Con Manhunt John Woo ha realizzato il suo primo film con delle killer donne e ne sembra molto eccitato. Anche perché una delle due è Angeles Woo, sua figlia.

Promosso come il remake dell’omonimo film giapponese degli anni ‘70 (un successo epico anche in Cina), in realtà è qualcosa di molto diverso e di molto simile, ovviamente, al cinema di John Woo.
Un cinese e un giapponese che devono superare il proprio odio reciproco per un bene più grande, l’amicizia e il rispetto, il male da combattere e i valori che sì stagliano titanici. Tutto condito di colombe e delle classiche scene da John Woo.

L’abbiamo incontrato a Venezia.

Non ha saputo rinunciare nemmeno questa volta alle colombe e alle citazioni dai suoi altri film. Cosa vede in queste scene ricorrenti che la spinge ad usarle così di frequente?

In realtà questa volta davvero non ce le volevo mettere le colombe, ma alla fine le ho messe perché erano troppo utili.

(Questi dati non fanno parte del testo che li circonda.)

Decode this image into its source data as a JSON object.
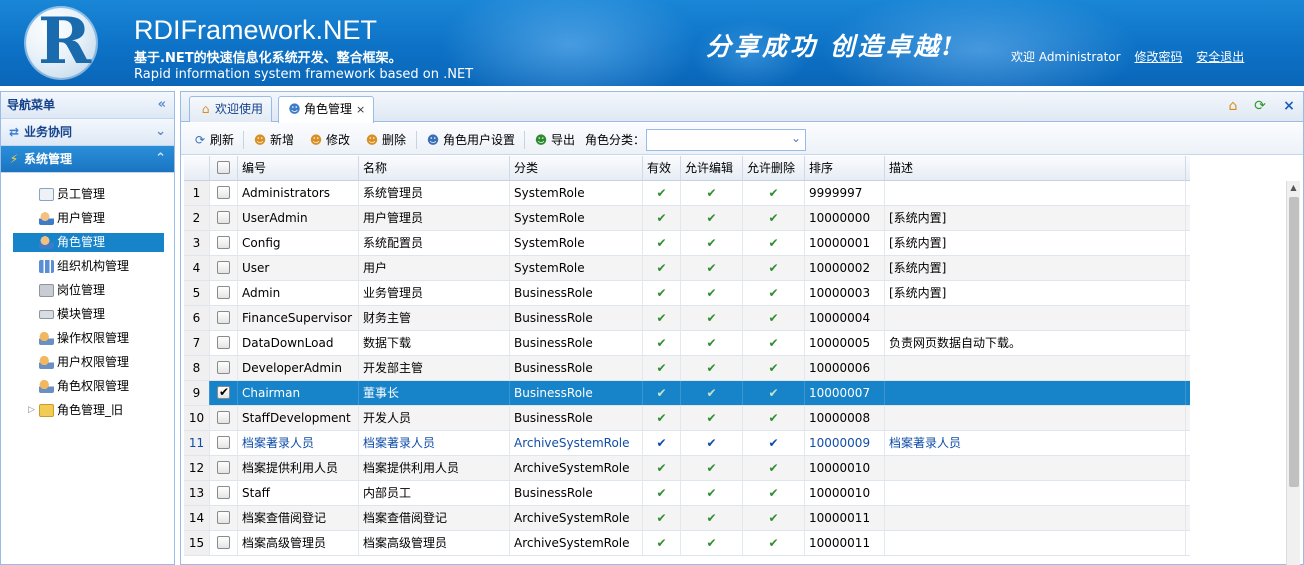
{
  "header": {
    "logo_letter": "R",
    "title": "RDIFramework.NET",
    "subtitle_cn": "基于.NET的快速信息化系统开发、整合框架。",
    "subtitle_en": "Rapid information system framework based on .NET",
    "slogan": "分享成功  创造卓越!",
    "welcome": "欢迎 Administrator",
    "change_password": "修改密码",
    "logout": "安全退出"
  },
  "sidebar": {
    "title": "导航菜单",
    "sections": [
      {
        "label": "业务协同",
        "icon": "swap-icon"
      },
      {
        "label": "系统管理",
        "icon": "lightning-icon"
      }
    ],
    "items": [
      {
        "label": "员工管理",
        "icon": "id-card-icon"
      },
      {
        "label": "用户管理",
        "icon": "user-icon"
      },
      {
        "label": "角色管理",
        "icon": "role-icon",
        "selected": true
      },
      {
        "label": "组织机构管理",
        "icon": "org-chart-icon"
      },
      {
        "label": "岗位管理",
        "icon": "box-icon"
      },
      {
        "label": "模块管理",
        "icon": "keyboard-icon"
      },
      {
        "label": "操作权限管理",
        "icon": "permission-icon"
      },
      {
        "label": "用户权限管理",
        "icon": "user-permission-icon"
      },
      {
        "label": "角色权限管理",
        "icon": "role-permission-icon"
      },
      {
        "label": "角色管理_旧",
        "icon": "folder-icon"
      }
    ]
  },
  "tabs": [
    {
      "label": "欢迎使用",
      "icon": "home-icon"
    },
    {
      "label": "角色管理",
      "icon": "role-icon",
      "active": true,
      "close": "×"
    }
  ],
  "tab_tools": {
    "home": "⌂",
    "refresh": "⟳",
    "close": "×"
  },
  "toolbar": {
    "refresh": "刷新",
    "add": "新增",
    "edit": "修改",
    "delete": "删除",
    "role_users": "角色用户设置",
    "export": "导出",
    "category_label": "角色分类：",
    "category_value": ""
  },
  "grid": {
    "columns": [
      "编号",
      "名称",
      "分类",
      "有效",
      "允许编辑",
      "允许删除",
      "排序",
      "描述"
    ],
    "check_mark": "✔",
    "rows": [
      {
        "num": "1",
        "code": "Administrators",
        "name": "系统管理员",
        "category": "SystemRole",
        "sort": "9999997",
        "desc": ""
      },
      {
        "num": "2",
        "code": "UserAdmin",
        "name": "用户管理员",
        "category": "SystemRole",
        "sort": "10000000",
        "desc": "[系统内置]"
      },
      {
        "num": "3",
        "code": "Config",
        "name": "系统配置员",
        "category": "SystemRole",
        "sort": "10000001",
        "desc": "[系统内置]"
      },
      {
        "num": "4",
        "code": "User",
        "name": "用户",
        "category": "SystemRole",
        "sort": "10000002",
        "desc": "[系统内置]"
      },
      {
        "num": "5",
        "code": "Admin",
        "name": "业务管理员",
        "category": "BusinessRole",
        "sort": "10000003",
        "desc": "[系统内置]"
      },
      {
        "num": "6",
        "code": "FinanceSupervisor",
        "name": "财务主管",
        "category": "BusinessRole",
        "sort": "10000004",
        "desc": ""
      },
      {
        "num": "7",
        "code": "DataDownLoad",
        "name": "数据下载",
        "category": "BusinessRole",
        "sort": "10000005",
        "desc": "负责网页数据自动下载。"
      },
      {
        "num": "8",
        "code": "DeveloperAdmin",
        "name": "开发部主管",
        "category": "BusinessRole",
        "sort": "10000006",
        "desc": ""
      },
      {
        "num": "9",
        "code": "Chairman",
        "name": "董事长",
        "category": "BusinessRole",
        "sort": "10000007",
        "desc": "",
        "checked": true
      },
      {
        "num": "10",
        "code": "StaffDevelopment",
        "name": "开发人员",
        "category": "BusinessRole",
        "sort": "10000008",
        "desc": ""
      },
      {
        "num": "11",
        "code": "档案著录人员",
        "name": "档案著录人员",
        "category": "ArchiveSystemRole",
        "sort": "10000009",
        "desc": "档案著录人员"
      },
      {
        "num": "12",
        "code": "档案提供利用人员",
        "name": "档案提供利用人员",
        "category": "ArchiveSystemRole",
        "sort": "10000010",
        "desc": ""
      },
      {
        "num": "13",
        "code": "Staff",
        "name": "内部员工",
        "category": "BusinessRole",
        "sort": "10000010",
        "desc": ""
      },
      {
        "num": "14",
        "code": "档案查借阅登记",
        "name": "档案查借阅登记",
        "category": "ArchiveSystemRole",
        "sort": "10000011",
        "desc": ""
      },
      {
        "num": "15",
        "code": "档案高级管理员",
        "name": "档案高级管理员",
        "category": "ArchiveSystemRole",
        "sort": "10000011",
        "desc": ""
      }
    ]
  }
}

Mi servivano quando i due personaggi si combattono per la prima volta, per lanciare il messaggio che possiamo tutti essere amici nonostante tutto. Loro si odiano e si stanno per sparare ma all’improvviso proprio una colomba passa tra di loro e di fatto gli salva la vita.
Poi è vero che c’è anche un inseguimento su moto d’acqua che richiama sia Face/Off che The Killer ma anche una scena d’azione in cui i protagonisti ammanettati possono usare entrambi solo una mano e una pistola, ma alla fine finiscono per sparare come un uomo solo con due pistole. Perché per me a questo servono questi stilemi, a sfruttare l’azione per costruire l’amicizia.

Cosa ne pensa delle nuove tecnologie del cinema come il 3D?

Non li amo anche se mi hanno costretto a farne uno, The Crossing. Il punto era che avevamo speso troppo con una scena di affondamento, e quindi per rientrare tutto è stato dimensionalizzato. Sembrava un videogioco alla fine e non un film. Non ne sono stato felice. I film sono dipinti, con il 3D diventano videogiochi. Non ne voglio fare altri“.

Come mai rifare un film giapponese?

Manhunt fu un grandissimo successo, anche in Cina! Ad ogni modo questo non è il remake del film giapponese, perché non abbiamo ottenuto i diritti, semmai è un altro adattamento dello stesso romanzo a da cui è tratto quello. Il che significa che gli eventi sono gli stessi ma le scene d’azione sono diverse. Del resto il romanzo è degli anni ‘60 e andava aggiornato tutto. Ad esempio il fatto che le due killer siano delle donne è un’idea che ho inserito io“.

Come è stato girare lontano dalla Cina e per la prima volta in Giappone?

Girare in Giappone è stato un sogno. Ammiro molto i vecchi film giapponesi e mi ha dato la possibilità di imparare molto su culture diverse. E visto che amo i film europei più di quelli americani ora mi piacerebbe girare qualcosa in Europa”.